The Razzies commemorate the worst movies of the year. Baywatch and The Emoji Movie, flaming dumpster fires masquerading as entertainment and flat-out insults to our collective intelligence, cleaned up this year.
But there is no corresponding non-award in music. Well, not really. Review aggregator Metacritic essentially decides what the worst album of any given year is based on critical reception. Business Insider laid out the worst album of every year since 2000 based on these metrics and plan to give you the best and worst of the last five years.
2013
BEST
Deafheaven — Sunbather
Critic Score: 92/100
You can spend hours dismantling Sunbather and cooking up a neat sub-sub-genre for it (post-black-metal-gaze-death-dreamcore-whatever). Or you can just call it one of the year’s best records.
WORST
Megadeth — Super Collider
Critic Score: 41/100
While there’s nothing abhorrent about this album, it’s so unobtrusive that it’s practically not there, just one more forgettable release from a guy we’re all secretly rooting for.
*****
2014
BEST
D’Angelo — Black Messiah
Critic Score: 95/100
It is masterful, it is heartening and it represents today’s best from an R&B/soul perspective.
WORST
Jennifer Lopez — A.K.A.
Critic Score: 45/100
The songwriting is lazy (“I feel good,” she coos, “’cause I don’t feel bad.” Logic!). The double entendres don’t make sense (is “Troubeaux” what they call trouble in Bordeaux?). And the guest stars, including Nas, Rick Ross, and Iggy Azalea, are so much more engaging than their hostess that Lopez sounds like she’s been relegated to playing the hook girl on her own album.
*****
2015
BEST
Kendrick Lamar — To Pimp A Butterfly
Critic Score: 96/100
This is an important–a very important–piece of work that will stand the test of time. It’s also an utter blast to listen to and live with.
WORST
Kodaline — Coming Up For Air
Critic Score: 51/100
It feels as if this is as calm as a placid lake. Sometimes, the record is as pretty as that, too, a nice, polite collection of adult alternative pop designed for young girls and their moms.
*****
2016
BEST
Nick Cave & the Bad Seeds — Skeleton Tree
Critic Score: 95/100
From the first note to the last, you’re transported back to a time you lost someone close to you and then retrace the path you traveled as you dealt with it.
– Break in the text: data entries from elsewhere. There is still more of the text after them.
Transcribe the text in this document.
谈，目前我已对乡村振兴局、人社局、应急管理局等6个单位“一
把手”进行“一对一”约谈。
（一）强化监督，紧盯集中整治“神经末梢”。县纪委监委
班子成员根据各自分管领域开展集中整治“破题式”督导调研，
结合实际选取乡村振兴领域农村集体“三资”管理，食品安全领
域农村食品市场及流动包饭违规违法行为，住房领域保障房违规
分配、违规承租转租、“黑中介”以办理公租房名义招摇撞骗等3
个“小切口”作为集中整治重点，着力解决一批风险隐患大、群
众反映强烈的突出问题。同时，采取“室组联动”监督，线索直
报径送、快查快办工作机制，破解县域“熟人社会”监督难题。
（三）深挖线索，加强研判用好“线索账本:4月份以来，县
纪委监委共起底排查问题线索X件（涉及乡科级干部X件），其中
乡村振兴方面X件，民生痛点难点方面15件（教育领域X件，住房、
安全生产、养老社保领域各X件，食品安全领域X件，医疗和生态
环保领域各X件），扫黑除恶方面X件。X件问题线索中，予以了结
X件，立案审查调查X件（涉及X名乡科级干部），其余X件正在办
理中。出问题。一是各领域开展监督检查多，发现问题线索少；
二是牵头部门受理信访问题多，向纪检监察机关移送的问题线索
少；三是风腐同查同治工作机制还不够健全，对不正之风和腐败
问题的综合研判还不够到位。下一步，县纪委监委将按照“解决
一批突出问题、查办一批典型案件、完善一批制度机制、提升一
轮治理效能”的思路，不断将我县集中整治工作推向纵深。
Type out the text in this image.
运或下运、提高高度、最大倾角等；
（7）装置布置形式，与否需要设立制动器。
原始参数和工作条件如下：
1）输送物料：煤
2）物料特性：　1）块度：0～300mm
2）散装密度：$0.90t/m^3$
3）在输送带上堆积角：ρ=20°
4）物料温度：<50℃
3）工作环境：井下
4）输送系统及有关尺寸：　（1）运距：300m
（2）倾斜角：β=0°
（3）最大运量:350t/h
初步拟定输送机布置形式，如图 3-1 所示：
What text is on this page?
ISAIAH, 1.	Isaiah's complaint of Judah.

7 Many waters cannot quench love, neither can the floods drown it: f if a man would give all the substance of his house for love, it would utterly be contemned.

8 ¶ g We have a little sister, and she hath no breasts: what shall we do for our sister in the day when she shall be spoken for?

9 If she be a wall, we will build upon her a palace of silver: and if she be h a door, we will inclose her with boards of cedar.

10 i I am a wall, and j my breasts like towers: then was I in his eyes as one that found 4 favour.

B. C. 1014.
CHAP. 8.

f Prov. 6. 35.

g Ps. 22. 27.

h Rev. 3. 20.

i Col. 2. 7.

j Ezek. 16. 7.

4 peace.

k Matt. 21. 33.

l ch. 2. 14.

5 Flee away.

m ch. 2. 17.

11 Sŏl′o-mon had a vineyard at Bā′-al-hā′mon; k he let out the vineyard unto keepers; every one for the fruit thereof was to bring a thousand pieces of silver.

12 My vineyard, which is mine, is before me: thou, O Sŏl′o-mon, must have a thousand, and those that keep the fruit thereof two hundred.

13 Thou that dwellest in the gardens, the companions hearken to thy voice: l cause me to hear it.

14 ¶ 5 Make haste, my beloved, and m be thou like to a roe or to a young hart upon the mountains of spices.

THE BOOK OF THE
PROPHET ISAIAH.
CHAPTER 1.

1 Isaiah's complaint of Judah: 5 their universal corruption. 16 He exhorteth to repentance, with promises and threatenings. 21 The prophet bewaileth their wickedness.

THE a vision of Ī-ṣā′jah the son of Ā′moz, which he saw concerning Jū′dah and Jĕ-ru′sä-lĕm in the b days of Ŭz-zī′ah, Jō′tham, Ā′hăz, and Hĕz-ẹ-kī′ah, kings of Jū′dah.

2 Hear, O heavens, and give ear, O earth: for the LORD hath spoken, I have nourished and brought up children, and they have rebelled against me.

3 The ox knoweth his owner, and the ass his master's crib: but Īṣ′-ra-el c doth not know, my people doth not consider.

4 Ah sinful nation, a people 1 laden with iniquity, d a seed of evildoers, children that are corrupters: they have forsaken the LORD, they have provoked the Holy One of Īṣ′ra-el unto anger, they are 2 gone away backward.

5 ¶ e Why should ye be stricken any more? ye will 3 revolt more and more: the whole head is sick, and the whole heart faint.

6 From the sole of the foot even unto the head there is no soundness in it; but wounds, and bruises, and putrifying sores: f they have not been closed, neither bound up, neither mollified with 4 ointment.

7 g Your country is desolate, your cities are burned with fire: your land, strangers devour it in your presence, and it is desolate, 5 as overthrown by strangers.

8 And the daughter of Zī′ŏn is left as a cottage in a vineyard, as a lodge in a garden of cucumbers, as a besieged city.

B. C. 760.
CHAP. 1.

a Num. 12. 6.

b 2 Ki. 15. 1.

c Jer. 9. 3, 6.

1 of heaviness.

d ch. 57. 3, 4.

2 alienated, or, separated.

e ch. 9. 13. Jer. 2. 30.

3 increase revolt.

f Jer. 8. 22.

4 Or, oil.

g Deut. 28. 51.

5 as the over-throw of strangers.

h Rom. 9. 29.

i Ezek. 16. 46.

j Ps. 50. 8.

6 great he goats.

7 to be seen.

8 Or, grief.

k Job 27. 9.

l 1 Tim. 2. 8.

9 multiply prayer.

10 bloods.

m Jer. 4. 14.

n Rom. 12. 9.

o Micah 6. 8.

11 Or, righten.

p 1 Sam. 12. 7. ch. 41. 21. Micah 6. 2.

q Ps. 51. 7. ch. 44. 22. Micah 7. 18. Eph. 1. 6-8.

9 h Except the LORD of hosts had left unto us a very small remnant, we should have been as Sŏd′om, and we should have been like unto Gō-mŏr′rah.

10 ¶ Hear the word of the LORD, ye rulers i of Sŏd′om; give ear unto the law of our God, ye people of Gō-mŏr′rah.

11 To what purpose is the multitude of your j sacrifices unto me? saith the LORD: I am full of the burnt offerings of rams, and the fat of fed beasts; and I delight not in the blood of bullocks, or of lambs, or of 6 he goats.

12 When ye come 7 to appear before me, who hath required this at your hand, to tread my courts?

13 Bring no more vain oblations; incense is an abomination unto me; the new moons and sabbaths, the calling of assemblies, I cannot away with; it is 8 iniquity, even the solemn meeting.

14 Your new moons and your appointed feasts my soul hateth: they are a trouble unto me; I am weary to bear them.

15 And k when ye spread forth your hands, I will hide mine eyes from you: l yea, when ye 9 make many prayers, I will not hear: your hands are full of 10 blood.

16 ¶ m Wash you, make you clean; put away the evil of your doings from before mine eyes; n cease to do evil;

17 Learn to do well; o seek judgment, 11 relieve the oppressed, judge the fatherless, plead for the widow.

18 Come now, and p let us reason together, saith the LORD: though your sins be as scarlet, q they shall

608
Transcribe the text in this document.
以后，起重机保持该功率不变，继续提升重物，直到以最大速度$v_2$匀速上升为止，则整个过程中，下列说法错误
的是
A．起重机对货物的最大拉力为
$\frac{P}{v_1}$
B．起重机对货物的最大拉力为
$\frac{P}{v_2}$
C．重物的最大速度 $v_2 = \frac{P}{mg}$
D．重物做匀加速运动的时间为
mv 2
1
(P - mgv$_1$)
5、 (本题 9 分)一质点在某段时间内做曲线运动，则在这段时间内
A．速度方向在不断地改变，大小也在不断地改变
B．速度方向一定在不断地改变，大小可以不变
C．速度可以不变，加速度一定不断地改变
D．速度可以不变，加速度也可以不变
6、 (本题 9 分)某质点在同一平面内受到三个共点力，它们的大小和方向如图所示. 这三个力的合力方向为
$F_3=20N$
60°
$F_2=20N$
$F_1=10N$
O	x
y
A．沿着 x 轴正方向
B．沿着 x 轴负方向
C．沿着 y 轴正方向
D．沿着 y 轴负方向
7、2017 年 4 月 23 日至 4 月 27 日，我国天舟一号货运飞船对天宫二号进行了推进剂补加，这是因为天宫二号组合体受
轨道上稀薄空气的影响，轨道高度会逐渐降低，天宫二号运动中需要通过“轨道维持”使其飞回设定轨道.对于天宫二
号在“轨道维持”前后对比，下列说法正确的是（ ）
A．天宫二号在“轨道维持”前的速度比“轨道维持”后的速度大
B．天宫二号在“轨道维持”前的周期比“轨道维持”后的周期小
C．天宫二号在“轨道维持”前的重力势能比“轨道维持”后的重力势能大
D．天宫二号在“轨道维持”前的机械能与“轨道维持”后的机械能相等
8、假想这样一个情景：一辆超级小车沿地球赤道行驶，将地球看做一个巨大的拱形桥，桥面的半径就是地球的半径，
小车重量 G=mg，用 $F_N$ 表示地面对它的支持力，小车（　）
I doubt this album inspires anyone to pick up a guitar or start a band and the experience it details is too personal to inspire other bands to make a similar album. But, if this isn’t a masterpiece… I don’t know what it is.
WORST
Charlie Puth — Nine Track Mind
Critic Score: 37/100
Nine Track Mind whimpers like a sick kitten.
-Q Magazine
*****
2017
BEST
DAMN — Kendrick Lamar
Critic Score: 95/100
Countless rappers claim to have transcended the game. Kendrick Lamar actually does. There’s the sense his ambitions on DAMN. are even larger, reaching toward something more universal, fateful even spiritual in its reach to find the link tying all contradictions together.
WORST
The Chainsmokers — Memories: Do Not Open
Critic Score: 43/100
Whether the album’s title is a plea or a warning does not matter, as the effect is the same: The Chainsmokers have one song, and if you don’t want to hear 12 versions of it, please do not un-click the latch holding this box closed.
–Spin
*****
2018 [to date]
BEST
Hookworms — Microshift
Critic Score: 87/100
Microshift manages to be both their most accessible work and their most intense: the sound of an already powerful band gaining not just clarity, but focus.
WORST
Justin Timberlake — Man Of The Woods
Critic Score: 55/100
JT’s smug family life is the single thread uniting this 16-track jumble of songs that swing between batshit and bland, and romance comes in two forms: soppy odes, or sloppy humblebrags about shaggings.
Too often, Timberlake sounds adrift.
Too much of Man of the Woods is musically and thematically shallow; at 66 minutes, it’s a mile wide and an inch deep.
It’s pretty clear that Britney’s ex can’t make good music anymore, the whole album is a mess.